"Ich habe mein Leben gemeistert"
Autor: Ulrike Langer
Haßfurt, Sonntag, 24. Februar 2019
Gretel Brehm aus Haßfurt feierte ihren 102. Geburtstag. Sie kann viel erzählen.
"Ich wollte niemals von anderen abhängig, sondern immer selbstständig sein. Und so habe ich mein Leben gemeistert", sagt Margareta "Gretel" Brehm aus Haßfurt. Sie feierte am Samstag ihren 102. Geburtstag zusammen mit Verwandten und Freunden in der "Martinsklause" in Ziegelanger.
Im Kaiserreich während des Ersten Weltkriegs als Margareta Diedrich in Trier geboren, hat die Jubilarin erlebt, wie sich die Welt in den vergangenen 102 Jahren verändert hat. "Ich kann mich an fast alles erinnern, denn ich habe ein gutes Gedächtnis", erzählte sie.

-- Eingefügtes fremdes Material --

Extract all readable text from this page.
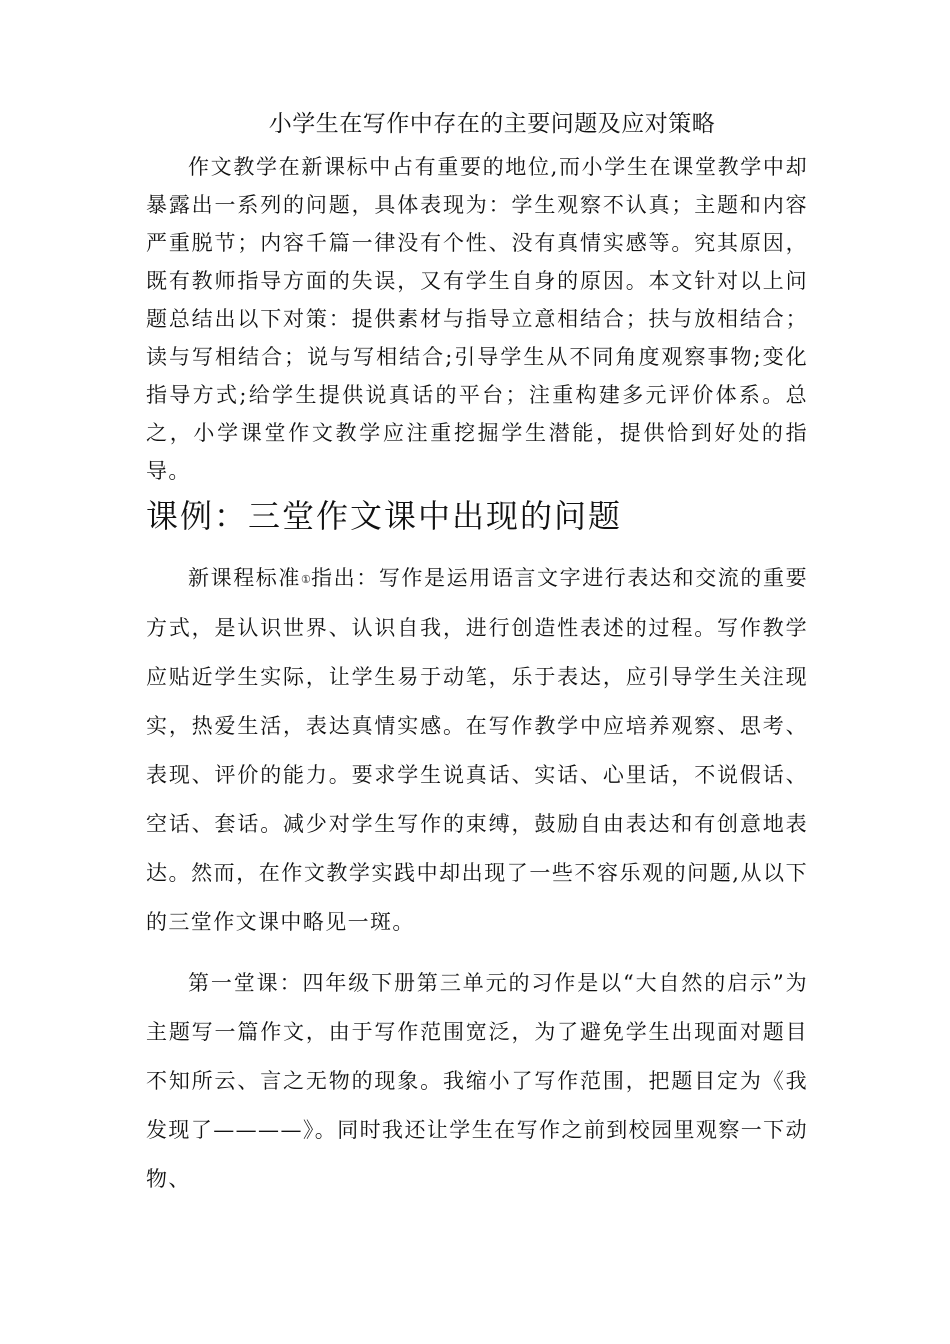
小学生在写作中存在的主要问题及应对策略

作文教学在新课标中占有重要的地位,而小学生在课堂教学中却暴露出一系列的问题，具体表现为：学生观察不认真；主题和内容严重脱节；内容千篇一律没有个性、没有真情实感等。究其原因，既有教师指导方面的失误，又有学生自身的原因。本文针对以上问题总结出以下对策：提供素材与指导立意相结合；扶与放相结合；读与写相结合；说与写相结合;引导学生从不同角度观察事物;变化指导方式;给学生提供说真话的平台；注重构建多元评价体系。总之，小学课堂作文教学应注重挖掘学生潜能，提供恰到好处的指导。

课例：三堂作文课中出现的问题

新课程标准①指出：写作是运用语言文字进行表达和交流的重要方式，是认识世界、认识自我，进行创造性表述的过程。写作教学应贴近学生实际，让学生易于动笔，乐于表达，应引导学生关注现实，热爱生活，表达真情实感。在写作教学中应培养观察、思考、表现、评价的能力。要求学生说真话、实话、心里话，不说假话、空话、套话。减少对学生写作的束缚，鼓励自由表达和有创意地表达。然而，在作文教学实践中却出现了一些不容乐观的问题,从以下的三堂作文课中略见一斑。

第一堂课：四年级下册第三单元的习作是以“大自然的启示”为主题写一篇作文，由于写作范围宽泛，为了避免学生出现面对题目不知所云、言之无物的现象。我缩小了写作范围，把题目定为《我发现了————》。同时我还让学生在写作之前到校园里观察一下动物、
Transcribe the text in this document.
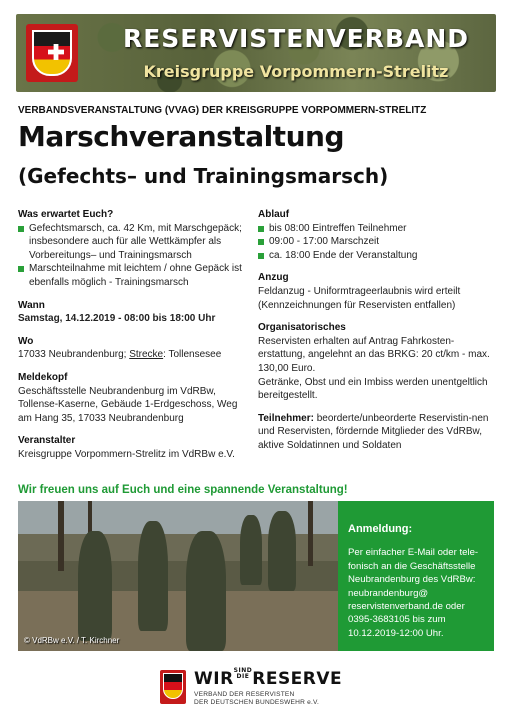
RESERVISTENVERBAND
Kreisgruppe Vorpommern-Strelitz
VERBANDSVERANSTALTUNG (VVAG) DER KREISGRUPPE VORPOMMERN-STRELITZ
Marschveranstaltung
(Gefechts– und Trainingsmarsch)
Was erwartet Euch?
Gefechtsmarsch, ca. 42 Km, mit Marschgepäck; insbesondere auch für alle Wettkämpfer als Vorbereitungs– und Trainingsmarsch
Marschteilnahme mit leichtem / ohne Gepäck ist ebenfalls möglich - Trainingsmarsch
Wann
Samstag, 14.12.2019 - 08:00 bis 18:00 Uhr
Wo
17033 Neubrandenburg; Strecke: Tollensesee
Meldekopf
Geschäftsstelle Neubrandenburg im VdRBw, Tollense-Kaserne, Gebäude 1-Erdgeschoss, Weg am Hang 35, 17033 Neubrandenburg
Veranstalter
Kreisgruppe Vorpommern-Strelitz im VdRBw e.V.
Ablauf
bis 08:00 Eintreffen Teilnehmer
09:00 - 17:00 Marschzeit
ca. 18:00 Ende der Veranstaltung
Anzug
Feldanzug - Uniformtrageerlaubnis wird erteilt (Kennzeichnungen für Reservisten entfallen)
Organisatorisches
Reservisten erhalten auf Antrag Fahrkosten-erstattung, angelehnt an das BRKG: 20 ct/km - max. 130,00 Euro.
Getränke, Obst und ein Imbiss werden unentgeltlich bereitgestellt.
Teilnehmer: beorderte/unbeorderte Reservistin-nen und Reservisten, fördernde Mitglieder des VdRBw, aktive Soldatinnen und Soldaten
Wir freuen uns auf Euch und eine spannende Veranstaltung!
© VdRBw e.V. / T. Kirchner
Anmeldung:
Per einfacher E-Mail oder tele-fonisch an die Geschäftsstelle Neubrandenburg des VdRBw: neubrandenburg@ reservistenverband.de oder 0395-3683105 bis zum 10.12.2019-12:00 Uhr.
WIRSIND
DIE RESERVE
VERBAND DER RESERVISTEN
DER DEUTSCHEN BUNDESWEHR e.V.
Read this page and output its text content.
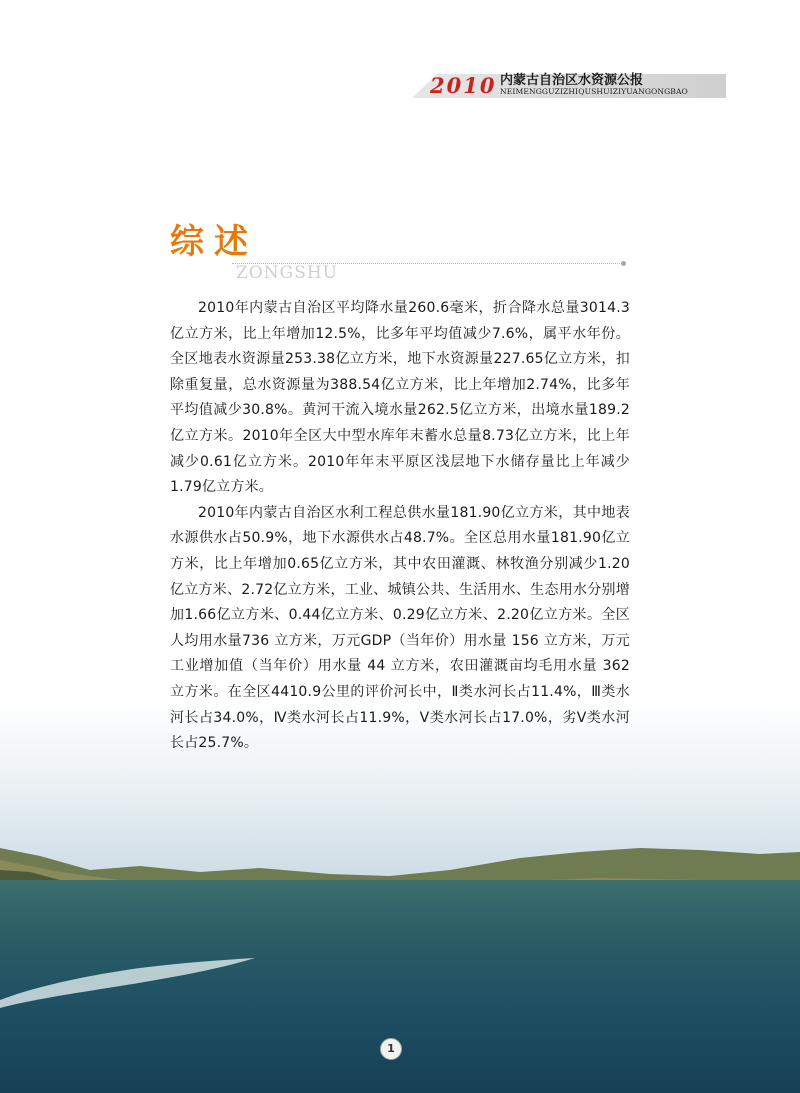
2010 内蒙古自治区水资源公报
NEIMENGGUZIZHIQUSHUIZIYUANGONGBAO
综述
ZONGSHU

2010年内蒙古自治区平均降水量260.6毫米，折合降水总量3014.3亿立方米，比上年增加12.5%，比多年平均值减少7.6%，属平水年份。全区地表水资源量253.38亿立方米，地下水资源量227.65亿立方米，扣除重复量，总水资源量为388.54亿立方米，比上年增加2.74%，比多年平均值减少30.8%。黄河干流入境水量262.5亿立方米，出境水量189.2亿立方米。2010年全区大中型水库年末蓄水总量8.73亿立方米，比上年减少0.61亿立方米。2010年年末平原区浅层地下水储存量比上年减少1.79亿立方米。

2010年内蒙古自治区水利工程总供水量181.90亿立方米，其中地表水源供水占50.9%，地下水源供水占48.7%。全区总用水量181.90亿立方米，比上年增加0.65亿立方米，其中农田灌溉、林牧渔分别减少1.20亿立方米、2.72亿立方米，工业、城镇公共、生活用水、生态用水分别增加1.66亿立方米、0.44亿立方米、0.29亿立方米、2.20亿立方米。全区人均用水量736 立方米，万元GDP（当年价）用水量 156 立方米，万元工业增加值（当年价）用水量 44 立方米，农田灌溉亩均毛用水量 362 立方米。在全区4410.9公里的评价河长中，Ⅱ类水河长占11.4%，Ⅲ类水河长占34.0%，Ⅳ类水河长占11.9%，Ⅴ类水河长占17.0%，劣Ⅴ类水河长占25.7%。

1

Aufgewachsen ist sie in einer richtigen Großfamilie mit zehn Geschwistern. "In unserer Familie war immer etwas los", so Gretel Brehm, die früher als Kind auch ganz selbstverständlich mit den Brüdern Fußball spielte. Aus der Zeit der Hyperinflation nach dem Ersten Weltkrieg ist ihr Folgendes in Erinnerung geblieben: "Meine Mutter sagte einmal 1923 zu uns Kindern: ,Wenn ihr brav ins Bett geht, bekommt ihr 100 Reichsmark.' Da waren wir alle stolz, so viel Geld zu erhalten. Dabei war es gar nichts wert!" Immerhin kostete damals im Juni des Jahres 1923 ein Ei schon 800 Reichsmark.
Dass ihr Vater schon recht fortschrittlich eingestellt war, beschrieb die Jubilarin folgendermaßen: "Die älteren Geschwister mussten im elterlichen Weingut arbeiten und hatten dort ihr Auskommen. Wir Jüngeren aber durften beziehungsweise sollten alle einen Beruf erlernen, um uns selbst ernähren zu können."
Im Weingut mitgeholfen
In den Ferien aber arbeiteten alle Kinder im Weingut und Gretel Diedrich nahm ihrem Vater gerne die Schreibarbeiten ab. "Wir haben immer sehr gut zusammengearbeitet", berichtete sie. "Als dann eines Tages ein Ingenieur meinem Vater Geld dafür bot, damit ich in seinem technischen Betrieb arbeitete, hat er nur gelacht. Er wollte mich nicht verkaufen und ich wollte dort nicht arbeiten. Aber dieser Ingenieur hatte wohl gedacht, dass man mit Geld alles kaufen kann."
Ihr Vater hatte für die Kinder auch feste Regeln aufgestellt und erklärt: "Wer eine höhere Schule besucht, muss intensiv arbeiten, sonst geht es wieder zurück." So war es Gretel Diedrich vergönnt, nach der Volksschule das Lyzeum der Ursulinen zu besuchen und 1937 ihr Abitur abzulegen. Zur Vorbereitung auf das angestrebte Studium zur Volksschullehrerin arbeitete sie ein halbes Jahr in einem Kindergarten in Konstanz. Nach zwei Semestern an der Hochschule in Konstanz brach sie allerdings ihr Studium ab und arbeitete im Büro einer Essig- und Senffabrik in Trier.
1944 heiratete sie den Studenten Lorenz Brehm aus Bamberg, der in Trier als Soldat stationiert war, und zog mit ihm zu seinen Eltern nach Bamberg. Den Eheleuten war jedoch nur eine kurze gemeinsame Zeit gegönnt. Denn Lorenz Brehm wurde wenige Wochen später in Russland als vermisst gemeldet und kam nie wieder nach Hause.